Behaviourally-Informed Food Policies: Models, Concepts and Some Evidence
The food system is hit hard by many old and new crises – climate, biodiversity, conflicts or land use, supply chain disruption and food poverty, weaponization of food, and obesity and malnutrition, often within the same country. Our current food production and consumption patterns contribute to these crises; however, they also hold potential solutions for mitigation and improvement. Behavioural insights (BI) are increasingly used to make food policies more effective and to promote more sustainable food patterns. While BI-based policies traditionally focus on the micro and group level for change, consumer behaviour models have always conceptualized behaviour change as embedded in socio-ecological systems and account for context-dependency. The talk first sketches the contours of a behaviourally-informed food policy aiming for more resilient and sustainable food systems. It then presents five recent and ongoing empirical behavioural studies on how to induce change for more sustainable food patterns.
Meet our speaker and chair
Professor Lucia A. Reisch is the Inaugural El-Erian Professor for Behavioural Economics and Policy at the University of Cambridge and Director of the El-Erian Institute of Behavioural Economics and Policy for Sustainable Development at Cambridge Judge Business School. She is also a Professorial Fellow of Queens’ College. Lucia is trained as a behavioural economist with a PhD in economics and social sciences and is one of Europe’s leading academic experts in behavioural insights-based policies for sustainability.
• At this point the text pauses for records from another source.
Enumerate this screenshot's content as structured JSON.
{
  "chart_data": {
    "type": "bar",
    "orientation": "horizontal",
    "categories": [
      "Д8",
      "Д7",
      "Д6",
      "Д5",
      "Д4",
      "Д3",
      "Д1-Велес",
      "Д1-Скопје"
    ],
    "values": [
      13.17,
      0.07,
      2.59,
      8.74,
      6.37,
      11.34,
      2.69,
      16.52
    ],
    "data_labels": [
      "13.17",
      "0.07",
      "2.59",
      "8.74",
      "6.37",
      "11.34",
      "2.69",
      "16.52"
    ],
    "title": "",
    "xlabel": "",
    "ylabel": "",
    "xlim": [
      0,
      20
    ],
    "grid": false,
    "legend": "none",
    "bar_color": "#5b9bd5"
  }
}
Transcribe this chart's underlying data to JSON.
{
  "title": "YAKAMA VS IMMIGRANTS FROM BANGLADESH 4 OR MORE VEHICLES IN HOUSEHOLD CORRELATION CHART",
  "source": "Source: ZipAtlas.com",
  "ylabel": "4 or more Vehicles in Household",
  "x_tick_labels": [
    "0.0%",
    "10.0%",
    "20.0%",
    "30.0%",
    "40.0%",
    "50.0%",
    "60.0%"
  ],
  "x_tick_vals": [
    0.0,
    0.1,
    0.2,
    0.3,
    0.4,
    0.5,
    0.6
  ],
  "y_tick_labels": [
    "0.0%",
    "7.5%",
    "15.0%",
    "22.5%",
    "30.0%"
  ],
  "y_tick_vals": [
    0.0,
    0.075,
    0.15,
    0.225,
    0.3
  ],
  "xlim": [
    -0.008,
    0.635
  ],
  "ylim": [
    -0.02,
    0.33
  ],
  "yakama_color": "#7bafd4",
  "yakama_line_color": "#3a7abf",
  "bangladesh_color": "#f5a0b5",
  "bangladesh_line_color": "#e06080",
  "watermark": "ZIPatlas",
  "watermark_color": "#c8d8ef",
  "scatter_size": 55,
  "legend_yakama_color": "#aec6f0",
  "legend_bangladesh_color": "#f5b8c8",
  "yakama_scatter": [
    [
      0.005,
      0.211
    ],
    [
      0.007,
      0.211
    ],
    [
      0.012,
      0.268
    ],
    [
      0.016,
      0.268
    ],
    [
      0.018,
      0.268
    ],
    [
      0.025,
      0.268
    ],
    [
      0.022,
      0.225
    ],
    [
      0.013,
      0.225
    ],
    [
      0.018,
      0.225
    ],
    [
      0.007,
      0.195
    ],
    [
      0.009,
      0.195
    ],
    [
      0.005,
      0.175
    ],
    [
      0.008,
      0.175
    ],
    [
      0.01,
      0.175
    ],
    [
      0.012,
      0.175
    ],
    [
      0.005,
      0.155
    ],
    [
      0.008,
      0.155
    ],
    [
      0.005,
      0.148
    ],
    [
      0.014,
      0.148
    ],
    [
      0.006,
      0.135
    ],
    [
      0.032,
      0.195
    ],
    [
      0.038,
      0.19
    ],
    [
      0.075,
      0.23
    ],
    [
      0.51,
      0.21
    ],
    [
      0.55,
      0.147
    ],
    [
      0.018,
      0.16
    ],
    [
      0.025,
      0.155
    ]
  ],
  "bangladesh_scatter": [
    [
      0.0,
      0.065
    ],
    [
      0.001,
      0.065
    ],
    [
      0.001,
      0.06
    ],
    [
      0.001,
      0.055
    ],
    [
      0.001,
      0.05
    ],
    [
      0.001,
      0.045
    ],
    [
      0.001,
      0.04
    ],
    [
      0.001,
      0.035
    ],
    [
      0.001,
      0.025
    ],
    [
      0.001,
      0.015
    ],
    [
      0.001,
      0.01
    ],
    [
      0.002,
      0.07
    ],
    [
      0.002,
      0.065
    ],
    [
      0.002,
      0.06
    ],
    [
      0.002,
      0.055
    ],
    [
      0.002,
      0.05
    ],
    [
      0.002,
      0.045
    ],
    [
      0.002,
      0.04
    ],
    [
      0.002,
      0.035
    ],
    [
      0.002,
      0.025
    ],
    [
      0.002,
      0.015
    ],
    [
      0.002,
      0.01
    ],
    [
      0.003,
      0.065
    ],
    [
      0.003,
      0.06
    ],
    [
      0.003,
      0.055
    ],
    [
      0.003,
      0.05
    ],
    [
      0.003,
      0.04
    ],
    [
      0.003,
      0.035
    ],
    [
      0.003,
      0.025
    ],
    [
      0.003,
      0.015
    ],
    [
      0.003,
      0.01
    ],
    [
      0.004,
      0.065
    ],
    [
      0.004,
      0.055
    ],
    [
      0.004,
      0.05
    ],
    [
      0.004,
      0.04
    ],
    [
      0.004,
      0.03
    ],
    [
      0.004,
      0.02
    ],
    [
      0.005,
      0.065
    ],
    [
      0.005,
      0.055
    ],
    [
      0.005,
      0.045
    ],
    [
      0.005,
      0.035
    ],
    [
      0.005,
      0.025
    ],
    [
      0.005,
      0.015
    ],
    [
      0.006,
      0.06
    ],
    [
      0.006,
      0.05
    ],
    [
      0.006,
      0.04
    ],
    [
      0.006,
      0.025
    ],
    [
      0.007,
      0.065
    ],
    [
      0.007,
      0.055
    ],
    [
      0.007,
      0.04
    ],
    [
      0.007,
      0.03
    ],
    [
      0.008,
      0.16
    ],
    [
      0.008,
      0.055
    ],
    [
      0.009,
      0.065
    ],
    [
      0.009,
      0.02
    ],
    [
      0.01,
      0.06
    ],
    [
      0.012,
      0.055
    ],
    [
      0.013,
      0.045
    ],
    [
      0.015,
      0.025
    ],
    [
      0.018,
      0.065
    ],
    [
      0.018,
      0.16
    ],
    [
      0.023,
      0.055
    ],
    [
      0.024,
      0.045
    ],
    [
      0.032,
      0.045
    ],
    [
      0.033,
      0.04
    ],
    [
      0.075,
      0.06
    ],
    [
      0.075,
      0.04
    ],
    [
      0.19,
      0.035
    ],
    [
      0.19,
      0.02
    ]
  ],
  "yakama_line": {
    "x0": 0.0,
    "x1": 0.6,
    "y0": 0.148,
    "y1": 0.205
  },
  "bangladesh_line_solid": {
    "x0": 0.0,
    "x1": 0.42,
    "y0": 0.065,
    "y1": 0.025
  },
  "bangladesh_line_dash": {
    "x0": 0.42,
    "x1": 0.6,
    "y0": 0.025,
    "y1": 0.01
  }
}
She is an Editor of the Journal of Consumer Policy (SpringerNature), a founding Editorial Board Member of the journal Behavioural Public Policy, and an Editorial Board member of Food Policy.
Dr Adam Oliver (@1969ajo) teaches behavioural economics and behavioural public policy, and has published widely in these areas, and indeed also in the areas of health economics and health policy. Adam Oliver is the Founding Editor of the journal Behavioural Public Policy, and author of ‘The Origins of Behavioural Public Policy’ (CUP, 2017), ‘Reciprocity and the Art of Behavioural Public Policy’ (CUP, 2019), and ‘A Political Economy of Behavioural Public Policy’ (CUP, 2023). He is the founder of the Annual International Behavioural Public Policy Conference, and the International Behavioural Public Policy Association.